Все, кто прочитал нашу редакционную статью о том, что мы прощаемся с читателями, задают мне один и тот же вопрос: «На вас оказывали давление, выкручивали руки?» Нет, говорю вам как на духу, не было никакого давления.
Что же произошло? Отчасти мы ответили на этот вопрос в статье «Время расставания»: «...Наступает новое время для страны, для школы, для учителей и учеников. И в этом времени нет места для газеты Симона Соловейчика. …Она явилась на свет на волне веры в то, что историю можно направить, свершить, уйдя от советского опыта тотальной директивности; разумным, мирным словом можно изменить школу и учителя, опереться на лучшее в каждом — на человеческое в человеке. …Постепенно сокращались гражданские свободы, пока школу все больше и больше загоняли в нечеловеческие условия, мы старались быть «вопреки», отказываясь признать то, что по уму и сердцу невозможно признать.
Но сегодня мы, те, кто делает газету «Первое сентября», уже не можем оставаться в рамках прежнего издания; не можем, как раньше, выпускать «Детный мир», «Школьное дело», «Политику образования», «Идеи. Судьбы. Времена».
Другие издания, которые не связаны так близко со школой и детьми, могут позволить себе такую метаморфозу. Продолжать выходить как будто ничего не случилось. Мы — не можем… Сегодня на календаре совсем другое первое сентября совсем другого года.
Итоги минувшего двадцатилетия — в нашем последнем, 1629-м номере, который выйдет 30 июня».
Все, что я могу добавить от себя, это то, что коллектив принял такое решение единогласно. Сомнений не было ни у кого. Я помню, как в 92-м коллегам-журналистам проект Соловейчика казался странной затеей. На первой странице — стенограммы? И не со съезда депутатов или заседаний министерства, а из школьного двора или пригородной электрички? Новостей не будет, а будет философическая полоса с текстами «из глубины души»? Из четырех страниц в газете для учителя — только одна про школу? Матвеевская «Учительская» боролась, сражалась, эта — не собирается? Да и что за название такое — «Первое сентября»? Нет уж, увольте… несерьезно.
Соловейчик переживал. Переживал и то, как мы делаем газету. То есть как мы не умеем ее делать, хотя стараемся изо всех сил. Сам он работал сутки напролет: писал, редактировал, придумывал заголовки, находил авторов, забрасывал новыми идеями… Думаю, время от времени отчаивался.
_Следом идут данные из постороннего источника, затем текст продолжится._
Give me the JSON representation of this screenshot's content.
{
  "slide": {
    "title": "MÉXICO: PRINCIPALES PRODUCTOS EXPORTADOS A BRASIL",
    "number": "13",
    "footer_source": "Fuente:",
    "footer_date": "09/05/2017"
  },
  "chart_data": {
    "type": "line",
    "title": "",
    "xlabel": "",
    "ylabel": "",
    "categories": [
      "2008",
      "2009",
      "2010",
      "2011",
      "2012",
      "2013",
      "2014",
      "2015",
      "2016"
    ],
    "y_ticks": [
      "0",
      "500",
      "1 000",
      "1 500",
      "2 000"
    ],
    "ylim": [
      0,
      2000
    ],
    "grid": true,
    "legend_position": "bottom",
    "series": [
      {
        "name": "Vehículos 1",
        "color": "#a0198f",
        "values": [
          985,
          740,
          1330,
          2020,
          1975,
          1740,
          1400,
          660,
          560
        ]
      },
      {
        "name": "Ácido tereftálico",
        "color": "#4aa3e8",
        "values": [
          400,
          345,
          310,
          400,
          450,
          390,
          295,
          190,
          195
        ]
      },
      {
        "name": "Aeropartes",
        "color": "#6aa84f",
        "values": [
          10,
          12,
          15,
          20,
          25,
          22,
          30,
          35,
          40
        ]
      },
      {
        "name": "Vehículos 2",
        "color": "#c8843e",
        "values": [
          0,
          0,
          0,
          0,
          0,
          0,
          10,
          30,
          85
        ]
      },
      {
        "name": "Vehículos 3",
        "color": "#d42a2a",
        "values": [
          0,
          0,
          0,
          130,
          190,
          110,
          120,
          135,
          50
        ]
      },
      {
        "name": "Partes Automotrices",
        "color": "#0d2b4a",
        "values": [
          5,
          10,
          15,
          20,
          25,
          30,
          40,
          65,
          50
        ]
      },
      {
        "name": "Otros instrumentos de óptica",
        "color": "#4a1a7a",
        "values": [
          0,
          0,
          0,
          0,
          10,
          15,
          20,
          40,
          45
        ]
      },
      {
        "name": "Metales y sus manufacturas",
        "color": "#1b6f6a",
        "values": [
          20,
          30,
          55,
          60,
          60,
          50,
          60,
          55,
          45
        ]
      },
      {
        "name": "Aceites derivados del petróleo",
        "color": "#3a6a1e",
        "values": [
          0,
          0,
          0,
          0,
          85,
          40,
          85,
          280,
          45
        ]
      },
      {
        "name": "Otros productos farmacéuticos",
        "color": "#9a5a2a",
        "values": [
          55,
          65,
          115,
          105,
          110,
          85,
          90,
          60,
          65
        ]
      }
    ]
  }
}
18 октября 1996 года его не стало. «Мы будем делать газету Соловейчика» — так заканчивался текст в том, первом без него, номере. Это была не фраза — клятва. Мы словно присягали на верность… Газета — это поступок, осуществляющий себя во времени. А иначе и начинать не стоило, так он считал. Нашего первого ответственного секретаря он уволил из-за одной только «успокаивающей» фразы: «Да что вы так расстраиваетесь из-за статьи, это же газета: сегодня эту напечатали, завтра другую…»
Он и относился к газете как к живой. Наделенной характером, избирательной, своенравной, талантливой. И хотел, чтобы мы чувствовали ее именно так: прислушивались, чего она желает, не мешали намерениями, помогали расти.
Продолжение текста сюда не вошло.